Categories: governmentnews

Pensacola Considers Medical Marijuana Code Amendment

by Jeremy Morrison

Pensacola takes another step toward formalizing its position on medical marijuana dispensaries this week, as the city’s planning board discusses how to accommodate the facilities into existing code.

During the planning board’s meeting today (Oct. 11), members will consider amending the city’s land development code to allow for medical marijuana dispensaries in zoning areas designated as retail-commercial, or C-1. Any recommendation the board makes will go before the Pensacola City Council for approval.

During a Sep. 15 discussion the council decided to send the issue to the planning board and appeared ready to sign off on such an amendment to the code.

Councilman Larry B. Johnson noted that medical marijuana’s “time had come.”

“I absolutely support this. I absolutely support medical marijuana dispensaries in our community, I believe they’re a much needed thing,” said Councilman Larry B. Johnson, adding that he hoped a November ballot initiative aimed at expanding the legal scope of medical marijuana is successful. “I believe it’s time, the time has come.”

Several council members voiced support for the code amendment and medical marijuana in general, but first they heard from a local veteran who weighed in on the issue.
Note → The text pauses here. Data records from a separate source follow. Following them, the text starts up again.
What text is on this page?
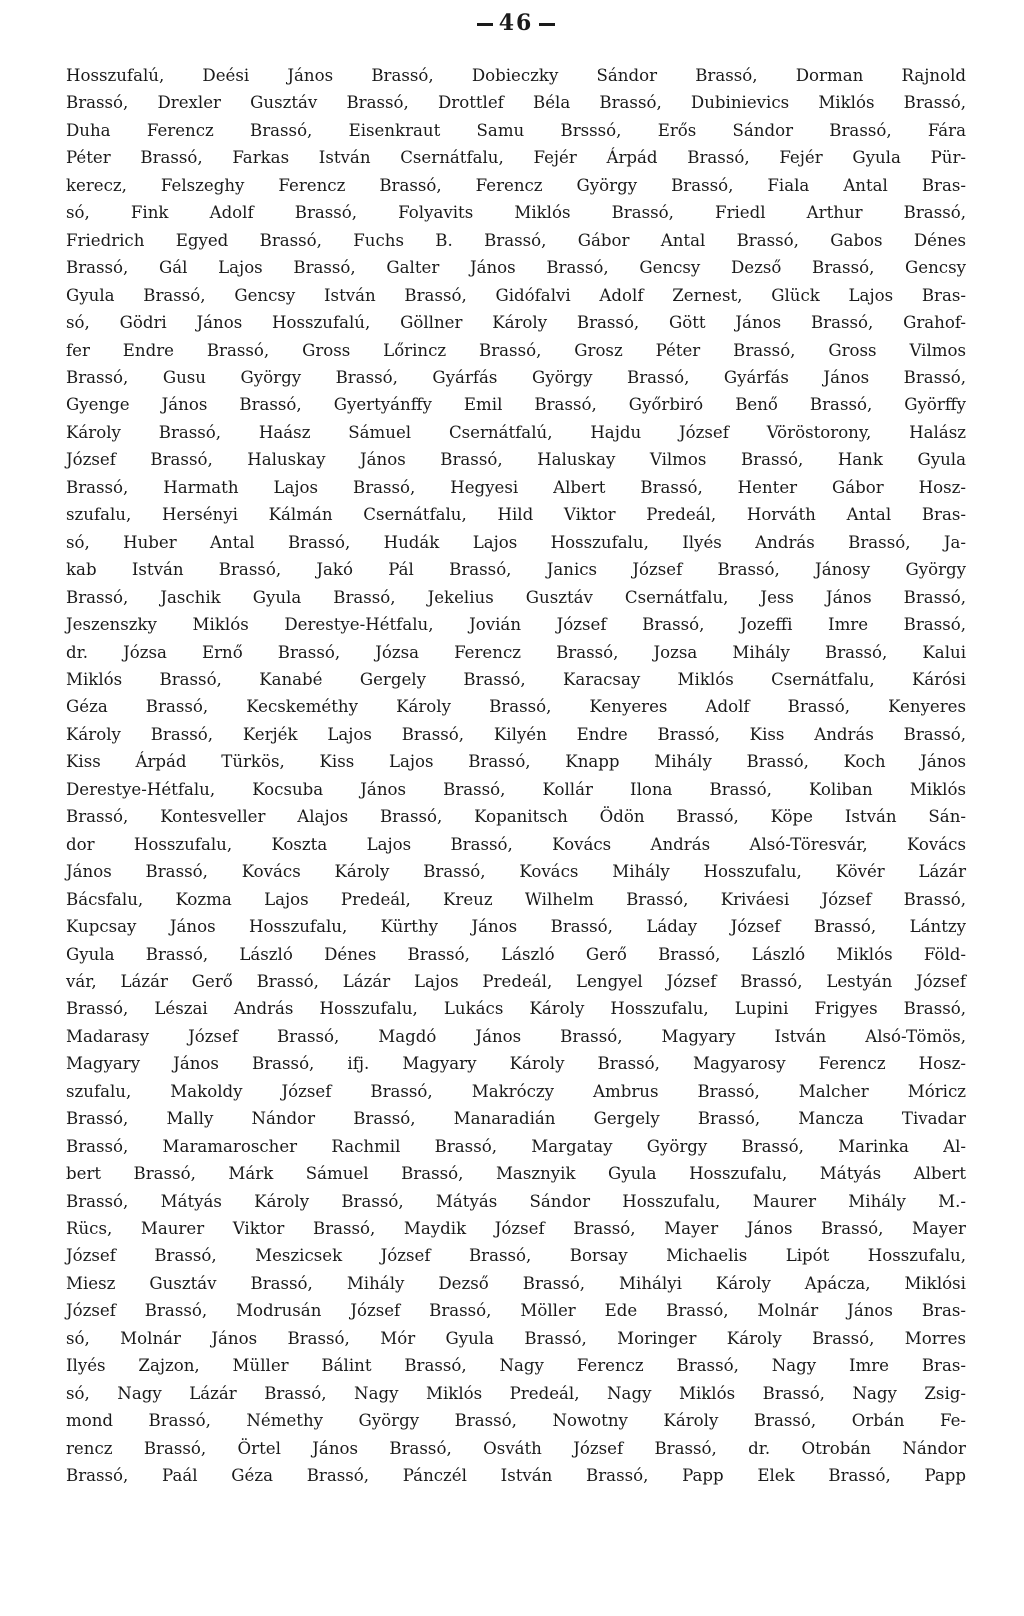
46
Hosszufalú, Deési János Brassó, Dobieczky Sándor Brassó, Dorman Rajnold
Brassó, Drexler Gusztáv Brassó, Drottlef Béla Brassó, Dubinievics Miklós Brassó,
Duha Ferencz Brassó, Eisenkraut Samu Brsssó, Erős Sándor Brassó, Fára
Péter Brassó, Farkas István Csernátfalu, Fejér Árpád Brassó, Fejér Gyula Pür-
kerecz, Felszeghy Ferencz Brassó, Ferencz György Brassó, Fiala Antal Bras-
só, Fink Adolf Brassó, Folyavits Miklós Brassó, Friedl Arthur Brassó,
Friedrich Egyed Brassó, Fuchs B. Brassó, Gábor Antal Brassó, Gabos Dénes
Brassó, Gál Lajos Brassó, Galter János Brassó, Gencsy Dezső Brassó, Gencsy
Gyula Brassó, Gencsy István Brassó, Gidófalvi Adolf Zernest, Glück Lajos Bras-
só, Gödri János Hosszufalú, Göllner Károly Brassó, Gött János Brassó, Grahof-
fer Endre Brassó, Gross Lőrincz Brassó, Grosz Péter Brassó, Gross Vilmos
Brassó, Gusu György Brassó, Gyárfás György Brassó, Gyárfás János Brassó,
Gyenge János Brassó, Gyertyánffy Emil Brassó, Győrbiró Benő Brassó, Györffy
Károly Brassó, Haász Sámuel Csernátfalú, Hajdu József Vöröstorony, Halász
József Brassó, Haluskay János Brassó, Haluskay Vilmos Brassó, Hank Gyula
Brassó, Harmath Lajos Brassó, Hegyesi Albert Brassó, Henter Gábor Hosz-
szufalu, Hersényi Kálmán Csernátfalu, Hild Viktor Predeál, Horváth Antal Bras-
só, Huber Antal Brassó, Hudák Lajos Hosszufalu, Ilyés András Brassó, Ja-
kab István Brassó, Jakó Pál Brassó, Janics József Brassó, Jánosy György
Brassó, Jaschik Gyula Brassó, Jekelius Gusztáv Csernátfalu, Jess János Brassó,
Jeszenszky Miklós Derestye-Hétfalu, Jovián József Brassó, Jozeffi Imre Brassó,
dr. Józsa Ernő Brassó, Józsa Ferencz Brassó, Jozsa Mihály Brassó, Kalui
Miklós Brassó, Kanabé Gergely Brassó, Karacsay Miklós Csernátfalu, Kárósi
Géza Brassó, Kecskeméthy Károly Brassó, Kenyeres Adolf Brassó, Kenyeres
Károly Brassó, Kerjék Lajos Brassó, Kilyén Endre Brassó, Kiss András Brassó,
Kiss Árpád Türkös, Kiss Lajos Brassó, Knapp Mihály Brassó, Koch János
Derestye-Hétfalu, Kocsuba János Brassó, Kollár Ilona Brassó, Koliban Miklós
Brassó, Kontesveller Alajos Brassó, Kopanitsch Ödön Brassó, Köpe István Sán-
dor Hosszufalu, Koszta Lajos Brassó, Kovács András Alsó-Töresvár, Kovács
János Brassó, Kovács Károly Brassó, Kovács Mihály Hosszufalu, Kövér Lázár
Bácsfalu, Kozma Lajos Predeál, Kreuz Wilhelm Brassó, Kriváesi József Brassó,
Kupcsay János Hosszufalu, Kürthy János Brassó, Láday József Brassó, Lántzy
Gyula Brassó, László Dénes Brassó, László Gerő Brassó, László Miklós Föld-
vár, Lázár Gerő Brassó, Lázár Lajos Predeál, Lengyel József Brassó, Lestyán József
Brassó, Lészai András Hosszufalu, Lukács Károly Hosszufalu, Lupini Frigyes Brassó,
Madarasy József Brassó, Magdó János Brassó, Magyary István Alsó-Tömös,
Magyary János Brassó, ifj. Magyary Károly Brassó, Magyarosy Ferencz Hosz-
szufalu, Makoldy József Brassó, Makróczy Ambrus Brassó, Malcher Móricz
Brassó, Mally Nándor Brassó, Manaradián Gergely Brassó, Mancza Tivadar
Brassó, Maramaroscher Rachmil Brassó, Margatay György Brassó, Marinka Al-
bert Brassó, Márk Sámuel Brassó, Masznyik Gyula Hosszufalu, Mátyás Albert
Brassó, Mátyás Károly Brassó, Mátyás Sándor Hosszufalu, Maurer Mihály M.-
Rücs, Maurer Viktor Brassó, Maydik József Brassó, Mayer János Brassó, Mayer
József Brassó, Meszicsek József Brassó, Borsay Michaelis Lipót Hosszufalu,
Miesz Gusztáv Brassó, Mihály Dezső Brassó, Mihályi Károly Apácza, Miklósi
József Brassó, Modrusán József Brassó, Möller Ede Brassó, Molnár János Bras-
só, Molnár János Brassó, Mór Gyula Brassó, Moringer Károly Brassó, Morres
Ilyés Zajzon, Müller Bálint Brassó, Nagy Ferencz Brassó, Nagy Imre Bras-
só, Nagy Lázár Brassó, Nagy Miklós Predeál, Nagy Miklós Brassó, Nagy Zsig-
mond Brassó, Némethy György Brassó, Nowotny Károly Brassó, Orbán Fe-
rencz Brassó, Örtel János Brassó, Osváth József Brassó, dr. Otrobán Nándor
Brassó, Paál Géza Brassó, Pánczél István Brassó, Papp Elek Brassó, Papp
Veteran Bill Cody began by telling the council about a helicopter crash 14 years ago in Afghanistan during which he broke his back

“The biggest challenge, however, is not the over 40-inches of titanium in my back, or the PTSD that causes anxiety,” Cody said. “My biggest challenge has been an 11-year VA-prescribed opiate addiction.”

Veteran Bill Cody urged city officials to work to accommodate medical marijuana dispensaries.

Cody said that the prescribed medication had proven detrimental and addicting, and credited medical marijuana with helping him kick the addiction and progress in his recovery efforts.

“When I was residing in another state I discovered the miracle of medical cannabis and that is the primary reason I am no longer on opiates,” Cody said, adding that he’d been off the medication for three years.

Council members all thanked the veteran for his service, and several went on to comment on both medical marijuana and the issue of opioid addition.

“I had a father who was addicted to opioids and it changed his life,” Council President Charles Bare told Cody. “It made him a different person. So, anything that we can do to try to help people with their pain with something not so addictive I am definitely one to support that.”

The planning board will discuss the possibility of the medical marijuana dispensary amendment at its Oct. 11 meeting, scheduled for 2 p.m. at Pensacola City Hall.